The living body is two things - the bag of chemicals, and the ongoing self-sustaining well-organized chemical reactions we call “life”. A dead body is just the former. (plus some disorganized chemical reactions commonly called “rotting.”)
How is a running auto engine different from one which is shut off? All the same parts are there, and in the same physical arrangement. All the potential is there. But the self-sustaining process of rotation, compression, combustion, and expansion is not happening.
A living human has trillions more moving parts than a car engine and billions more processes that all have to be working within their design envelopes for the human to “run”. Which is why restarting one from dead has proven so difficult, while starting car engines is easy.
And this is also why, for very simple cases like heart has ceased pumping but the rest of the interlocking chemistry factory has not yet collapsed, we can restart the heart and get the whole system going again.
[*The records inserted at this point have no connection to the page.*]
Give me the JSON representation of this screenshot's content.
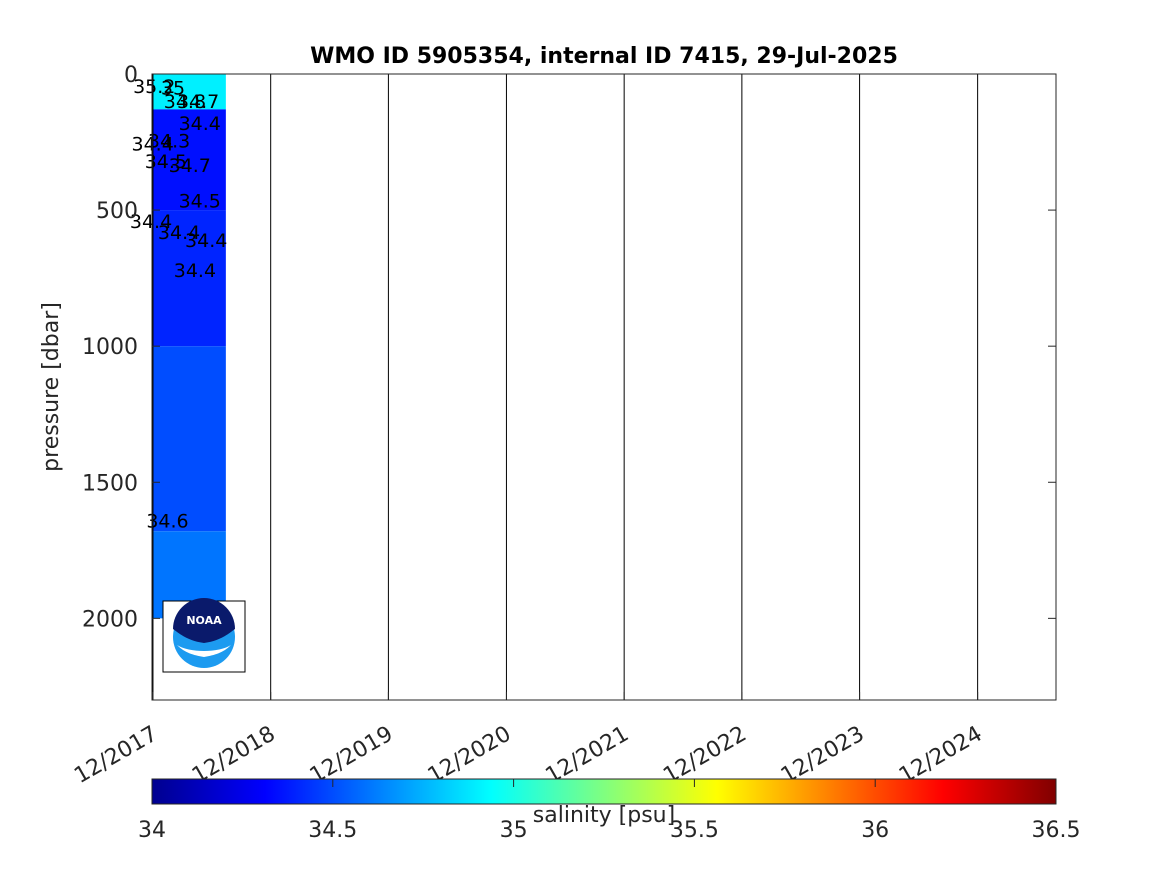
{
  "chart_data": {
    "type": "heatmap",
    "title": "WMO ID 5905354, internal ID 7415, 29-Jul-2025",
    "xlabel": "",
    "ylabel": "pressure [dbar]",
    "y_reversed": true,
    "ylim": [
      0,
      2300
    ],
    "yticks": [
      0,
      500,
      1000,
      1500,
      2000
    ],
    "ytick_labels": [
      "0",
      "500",
      "1000",
      "1500",
      "2000"
    ],
    "xlim": [
      "2017-11-28",
      "2025-08-01"
    ],
    "xticks": [
      "2017-12-01",
      "2018-12-01",
      "2019-12-01",
      "2020-12-01",
      "2021-12-01",
      "2022-12-01",
      "2023-12-01",
      "2024-12-01"
    ],
    "xtick_labels": [
      "12/2017",
      "12/2018",
      "12/2019",
      "12/2020",
      "12/2021",
      "12/2022",
      "12/2023",
      "12/2024"
    ],
    "data_extent_x": [
      "2017-11-28",
      "2018-07-15"
    ],
    "salinity_layers": [
      {
        "top": 0,
        "bottom": 130,
        "value": 34.9
      },
      {
        "top": 130,
        "bottom": 500,
        "value": 34.35
      },
      {
        "top": 500,
        "bottom": 1000,
        "value": 34.4
      },
      {
        "top": 1000,
        "bottom": 1680,
        "value": 34.5
      },
      {
        "top": 1680,
        "bottom": 2000,
        "value": 34.6
      }
    ],
    "contour_labels": [
      {
        "text": "35.2",
        "date": "2017-12-05",
        "p": 45
      },
      {
        "text": "35",
        "date": "2018-02-01",
        "p": 50
      },
      {
        "text": "34.8",
        "date": "2018-03-10",
        "p": 100
      },
      {
        "text": "34.7",
        "date": "2018-04-20",
        "p": 100
      },
      {
        "text": "34.4",
        "date": "2018-04-25",
        "p": 180
      },
      {
        "text": "34.4",
        "date": "2017-11-30",
        "p": 255
      },
      {
        "text": "34.3",
        "date": "2018-01-20",
        "p": 245
      },
      {
        "text": "34.5",
        "date": "2018-01-10",
        "p": 320
      },
      {
        "text": "34.7",
        "date": "2018-03-25",
        "p": 335
      },
      {
        "text": "34.5",
        "date": "2018-04-25",
        "p": 465
      },
      {
        "text": "34.4",
        "date": "2017-11-25",
        "p": 540
      },
      {
        "text": "34.4",
        "date": "2018-02-20",
        "p": 580
      },
      {
        "text": "34.4",
        "date": "2018-05-15",
        "p": 610
      },
      {
        "text": "34.4",
        "date": "2018-04-10",
        "p": 720
      },
      {
        "text": "34.6",
        "date": "2018-01-15",
        "p": 1640
      }
    ],
    "colorbar": {
      "label": "salinity [psu]",
      "min": 34,
      "max": 36.5,
      "ticks": [
        34,
        34.5,
        35,
        35.5,
        36,
        36.5
      ],
      "tick_labels": [
        "34",
        "34.5",
        "35",
        "35.5",
        "36",
        "36.5"
      ],
      "colormap": "jet"
    },
    "grid": "vertical lines at x ticks",
    "logo": "NOAA"
  },
  "colors": {
    "axis": "#262626",
    "grid": "#000000"
  }
}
Because almost the whole system really was still going.
As to SIDS, even reading the wiki points out that there is a lot of evidence about what happened. It isn’t a black-box mystery, except maybe to the newspapers.
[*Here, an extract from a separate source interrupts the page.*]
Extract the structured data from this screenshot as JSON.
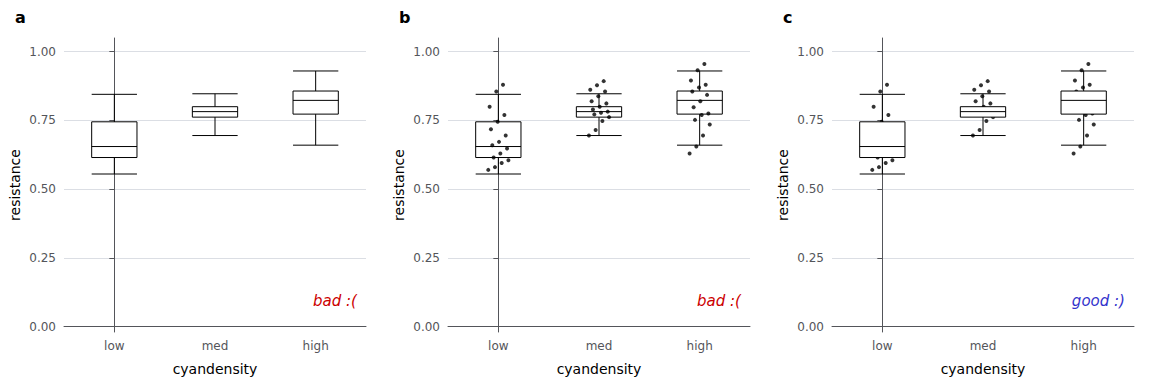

Right now SIDS is a catchall diagnosis, used when we don’t have the tools to determine the exact cause of a particular death. IOW, SIDS isn’t a thing, but rather the medical termininology equivalent to your kitchen junk drawer full of odds and ends. If the case doesn’t fit in one of the other well-categorized drawers, it goes into the junk drawer called SIDS. Given that, iIt would be silly to expect a single clear cause to appear, where we have an *Ah ha! *moment and SIDS is cured like measles was.
As we get better at sorting out what happened to any given case, the number of SIDS cases will decline as the number of XYZ Syndrome cases climbs from a baseline of zero today, even if the total death count remains unchanged.
So don’t ascribe deep philosophical significance to what’s really just a category in a database.